Complete step by step answer:
Bond dissociation energy is the energy required to break a bond into molecular fragments. It is an endothermic reaction as energy is required externally for breaking a bond. It measures the strength in a bond. Greater will be the bond dissociation energy, more stable will the compound be. As the carbon-carbon bonds have high bond dissociation energy it is difficult to break them. Bond dissociation energy is calculated according to the difference in the electronegativity of the atoms and the bond dissociation energy increases if the difference in the electronegativities of the atoms increases.

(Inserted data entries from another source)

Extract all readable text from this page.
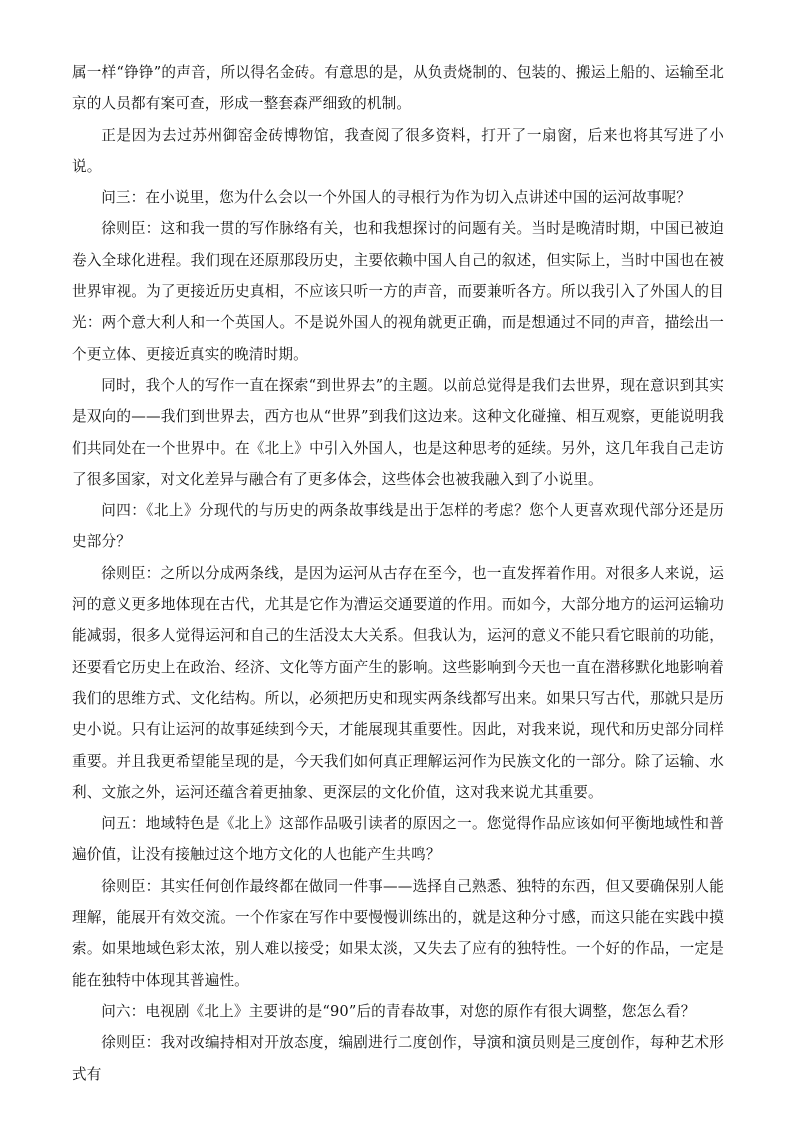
属一样“铮铮”的声音，所以得名金砖。有意思的是，从负责烧制的、包装的、搬运上船的、运输至北京的人员都有案可查，形成一整套森严细致的机制。

正是因为去过苏州御窑金砖博物馆，我查阅了很多资料，打开了一扇窗，后来也将其写进了小说。

问三：在小说里，您为什么会以一个外国人的寻根行为作为切入点讲述中国的运河故事呢？

徐则臣：这和我一贯的写作脉络有关，也和我想探讨的问题有关。当时是晚清时期，中国已被迫卷入全球化进程。我们现在还原那段历史，主要依赖中国人自己的叙述，但实际上，当时中国也在被世界审视。为了更接近历史真相，不应该只听一方的声音，而要兼听各方。所以我引入了外国人的目光：两个意大利人和一个英国人。不是说外国人的视角就更正确，而是想通过不同的声音，描绘出一个更立体、更接近真实的晚清时期。

同时，我个人的写作一直在探索“到世界去”的主题。以前总觉得是我们去世界，现在意识到其实是双向的——我们到世界去，西方也从“世界”到我们这边来。这种文化碰撞、相互观察，更能说明我们共同处在一个世界中。在《北上》中引入外国人，也是这种思考的延续。另外，这几年我自己走访了很多国家，对文化差异与融合有了更多体会，这些体会也被我融入到了小说里。

问四：《北上》分现代的与历史的两条故事线是出于怎样的考虑？您个人更喜欢现代部分还是历史部分？

徐则臣：之所以分成两条线，是因为运河从古存在至今，也一直发挥着作用。对很多人来说，运河的意义更多地体现在古代，尤其是它作为漕运交通要道的作用。而如今，大部分地方的运河运输功能减弱，很多人觉得运河和自己的生活没太大关系。但我认为，运河的意义不能只看它眼前的功能，还要看它历史上在政治、经济、文化等方面产生的影响。这些影响到今天也一直在潜移默化地影响着我们的思维方式、文化结构。所以，必须把历史和现实两条线都写出来。如果只写古代，那就只是历史小说。只有让运河的故事延续到今天，才能展现其重要性。因此，对我来说，现代和历史部分同样重要。并且我更希望能呈现的是，今天我们如何真正理解运河作为民族文化的一部分。除了运输、水利、文旅之外，运河还蕴含着更抽象、更深层的文化价值，这对我来说尤其重要。

问五：地域特色是《北上》这部作品吸引读者的原因之一。您觉得作品应该如何平衡地域性和普遍价值，让没有接触过这个地方文化的人也能产生共鸣？

徐则臣：其实任何创作最终都在做同一件事——选择自己熟悉、独特的东西，但又要确保别人能理解，能展开有效交流。一个作家在写作中要慢慢训练出的，就是这种分寸感，而这只能在实践中摸索。如果地域色彩太浓，别人难以接受；如果太淡，又失去了应有的独特性。一个好的作品，一定是能在独特中体现其普遍性。

问六：电视剧《北上》主要讲的是“90”后的青春故事，对您的原作有很大调整，您怎么看？

徐则臣：我对改编持相对开放态度，编剧进行二度创作，导演和演员则是三度创作，每种艺术形式有
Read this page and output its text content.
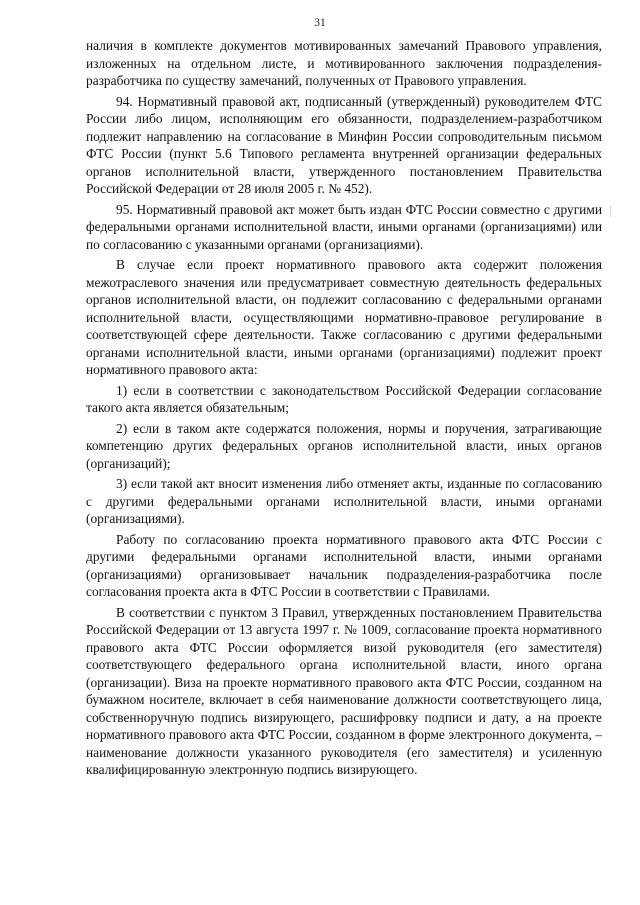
31

наличия в комплекте документов мотивированных замечаний Правового управления, изложенных на отдельном листе, и мотивированного заключения подразделения-разработчика по существу замечаний, полученных от Правового управления.

94. Нормативный правовой акт, подписанный (утвержденный) руководителем ФТС России либо лицом, исполняющим его обязанности, подразделением-разработчиком подлежит направлению на согласование в Минфин России сопроводительным письмом ФТС России (пункт 5.6 Типового регламента внутренней организации федеральных органов исполнительной власти, утвержденного постановлением Правительства Российской Федерации от 28 июля 2005 г. № 452).

95. Нормативный правовой акт может быть издан ФТС России совместно с другими федеральными органами исполнительной власти, иными органами (организациями) или по согласованию с указанными органами (организациями).

В случае если проект нормативного правового акта содержит положения межотраслевого значения или предусматривает совместную деятельность федеральных органов исполнительной власти, он подлежит согласованию с федеральными органами исполнительной власти, осуществляющими нормативно-правовое регулирование в соответствующей сфере деятельности. Также согласованию с другими федеральными органами исполнительной власти, иными органами (организациями) подлежит проект нормативного правового акта:

1) если в соответствии с законодательством Российской Федерации согласование такого акта является обязательным;

2) если в таком акте содержатся положения, нормы и поручения, затрагивающие компетенцию других федеральных органов исполнительной власти, иных органов (организаций);

3) если такой акт вносит изменения либо отменяет акты, изданные по согласованию с другими федеральными органами исполнительной власти, иными органами (организациями).

Работу по согласованию проекта нормативного правового акта ФТС России с другими федеральными органами исполнительной власти, иными органами (организациями) организовывает начальник подразделения-разработчика после согласования проекта акта в ФТС России в соответствии с Правилами.

В соответствии с пунктом 3 Правил, утвержденных постановлением Правительства Российской Федерации от 13 августа 1997 г. № 1009, согласование проекта нормативного правового акта ФТС России оформляется визой руководителя (его заместителя) соответствующего федерального органа исполнительной власти, иного органа (организации). Виза на проекте нормативного правового акта ФТС России, созданном на бумажном носителе, включает в себя наименование должности соответствующего лица, собственноручную подпись визирующего, расшифровку подписи и дату, а на проекте нормативного правового акта ФТС России, созданном в форме электронного документа, – наименование должности указанного руководителя (его заместителя) и усиленную квалифицированную электронную подпись визирующего.
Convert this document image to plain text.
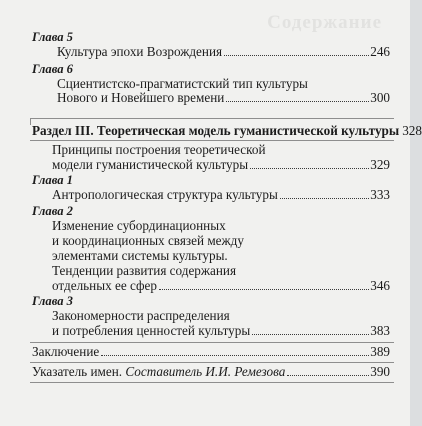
Содержание
Глава 5
Культура эпохи Возрождения	246
Глава 6
Сциентистско-прагматистский тип культуры
Нового и Новейшего времени	300
Раздел III. Теоретическая модель гуманистической культуры 328
Принципы построения теоретической
модели гуманистической культуры	329
Глава 1
Антропологическая структура культуры	333
Глава 2
Изменение субординационных
и координационных связей между
элементами системы культуры.
Тенденции развития содержания
отдельных ее сфер	346
Глава 3
Закономерности распределения
и потребления ценностей культуры	383
Заключение	389
Указатель имен. Составитель И.И. Ремезова	390
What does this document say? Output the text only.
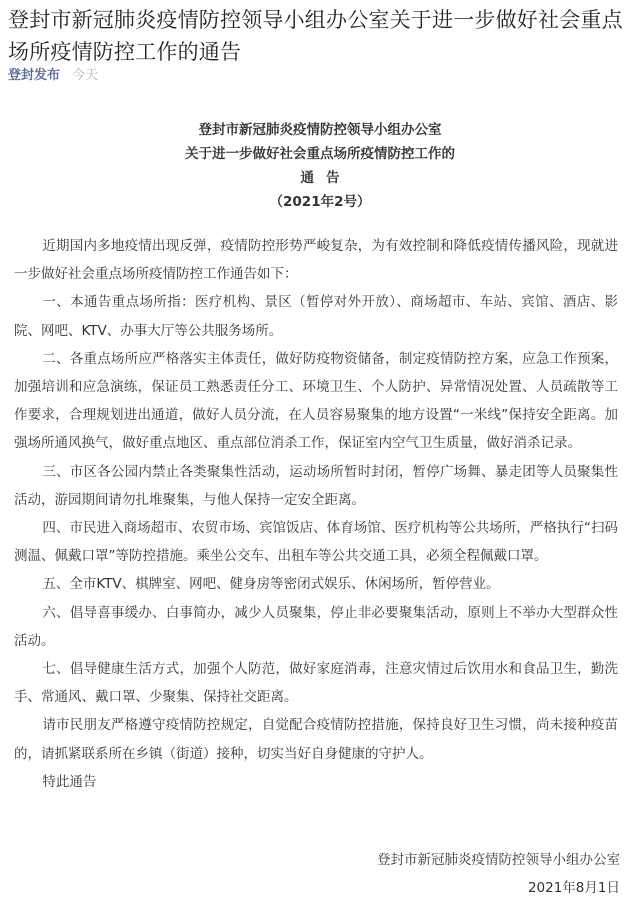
登封市新冠肺炎疫情防控领导小组办公室关于进一步做好社会重点场所疫情防控工作的通告
登封发布 今天
登封市新冠肺炎疫情防控领导小组办公室
关于进一步做好社会重点场所疫情防控工作的
通告
（2021年2号）

近期国内多地疫情出现反弹，疫情防控形势严峻复杂，为有效控制和降低疫情传播风险，现就进一步做好社会重点场所疫情防控工作通告如下：

一、本通告重点场所指：医疗机构、景区（暂停对外开放）、商场超市、车站、宾馆、酒店、影院、网吧、KTV、办事大厅等公共服务场所。

二、各重点场所应严格落实主体责任，做好防疫物资储备，制定疫情防控方案，应急工作预案，加强培训和应急演练，保证员工熟悉责任分工、环境卫生、个人防护、异常情况处置、人员疏散等工作要求，合理规划进出通道，做好人员分流，在人员容易聚集的地方设置“一米线”保持安全距离。加强场所通风换气，做好重点地区、重点部位消杀工作，保证室内空气卫生质量，做好消杀记录。

三、市区各公园内禁止各类聚集性活动，运动场所暂时封闭，暂停广场舞、暴走团等人员聚集性活动，游园期间请勿扎堆聚集，与他人保持一定安全距离。

四、市民进入商场超市、农贸市场、宾馆饭店、体育场馆、医疗机构等公共场所，严格执行“扫码测温、佩戴口罩”等防控措施。乘坐公交车、出租车等公共交通工具，必须全程佩戴口罩。

五、全市KTV、棋牌室、网吧、健身房等密闭式娱乐、休闲场所，暂停营业。

六、倡导喜事缓办、白事简办，减少人员聚集，停止非必要聚集活动，原则上不举办大型群众性活动。

七、倡导健康生活方式，加强个人防范，做好家庭消毒，注意灾情过后饮用水和食品卫生，勤洗手、常通风、戴口罩、少聚集、保持社交距离。

请市民朋友严格遵守疫情防控规定，自觉配合疫情防控措施，保持良好卫生习惯，尚未接种疫苗的，请抓紧联系所在乡镇（街道）接种，切实当好自身健康的守护人。

特此通告

登封市新冠肺炎疫情防控领导小组办公室
2021年8月1日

Enthalpy of a reaction is the heat content of the system and change in enthalpy refers to the heat released or absorbed in a reaction at constant pressure. The change in enthalpy of the reaction or the system is calculated as the difference between the enthalpy change of the reactants and the enthalpy change in the products.
In the above question,
Given
$\Delta H$ of formation of $XY = - 200kJmo{l^{ - 1}}$
Ratio of bond dissociation energies of ${X_2},{Y_2}$ and $XY = 1:0.5:1$
Therefore, bond dissociation energy of ${X_2} = nkJ/mol$
bond dissociation energy of ${Y_2} = 0.5nkJ/mol$
bond dissociation energy of $XY = nkJ/mol$
We know that,
$\Delta {H_{(system)}} = \Delta {H_{(reac\tan t)}} - \Delta {H_{(product)}}$
$\dfrac{1}{2}{X_2} + \dfrac{1}{2}{Y_2} = XY$
$ \Rightarrow \Delta {H_{(reaction)}} = \dfrac{1}{2}\Delta H({X_2}) + \dfrac{1}{2}\Delta H({Y_2}) - \Delta H(XY)$
$ \Rightarrow - 200 = \dfrac{1}{2}(n) + \dfrac{1}{2}(0.5n) - (n)$
$ \Rightarrow - 200 = - 0.25(n)$
$ \Rightarrow n = 800$
Thus, the bond dissociation energy of ${X_2} = 800kJ/mol$

So, the correct option is (A) $800kJ/mol$.

Note:
Electronegativity of an atom is the measure of the ability of an atom to attract shared electrons. It increases as we move from left to right across a period of a periodic table and it decreases as we move down the group. Fluorine has the highest electronegativity which states that it has the highest tendency to gain electrons from another element.